Physiological differentiation may vary intracellularly across individual myofibres, at least as far as aerobic metabolism is concerned. But as far as is known at present, factors relating to contraction speed are fairly uniform within individual myofibres. Aerobic metabolism, as indicated by the distribution of mitochondria, may be graduated radially so that the subsarcolemmal region (the outer part of a myofibre) has a high level of aerobic metabolism while the central axis has a low level. Mitochondria from peripheral and axial regions of the myofibre may differ in their biochemical characteristics, and. proportional mitochondrial volume and maximal rate of oxygen consumption are linearly related among different muscle regions.
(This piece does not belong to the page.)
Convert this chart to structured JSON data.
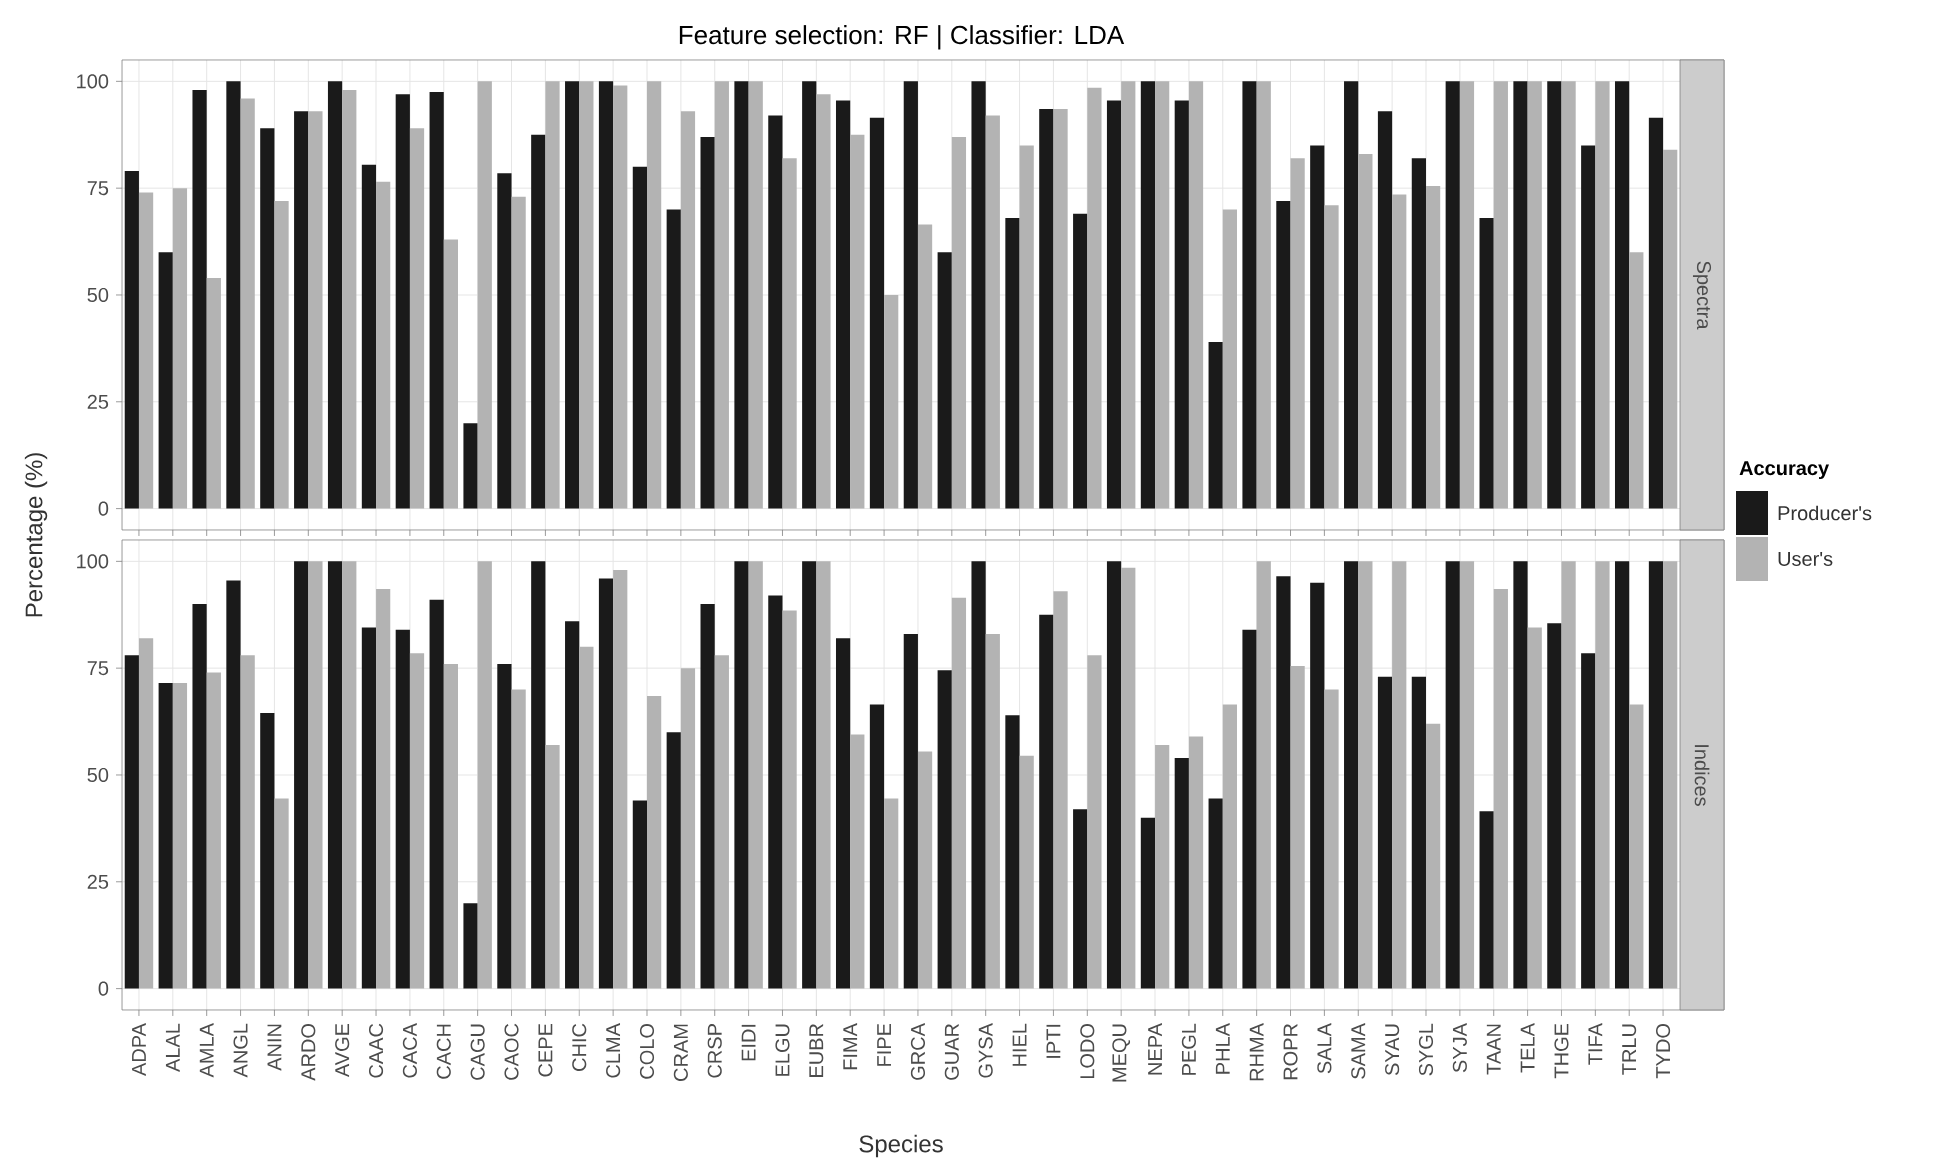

The subsarcolemmal concentration of mitochondria in some types of myofibres may be related to the supply of oxygen arriving in capillaries on the surface of the myofibre. Mitochondria are larger in red myofibres than in intermediate or white myofibres and, in red myofibres, they may form thick longitudinal columns between the myofibrils. The arterial and venous elements of muscle capillaries tend to occur in an alternating manner along the length of the myofibre, with longer arterial segments of capillaries in white muscle relative to red muscle.

This image shows the results of computer mapping of the SDH deposits in a myofibre. Dark blue shows high SDH, and light blue shows low SDH (and cyan is medium). Once on the computer, these data can be used for studying the radial gradients of SDH activity in different types of meat animals.

Further information

Structure and Development of Meat Animals and Poultry. Chapter 6.

Trivia

The microgaphs above are from my own research from 1970 to 1990. The last image, computer mapping of diformazan, dates from the early 1980s. This was one of the first colour screens easily available (Intecolor 3650). The pixels were controlled with 8-bit assembler.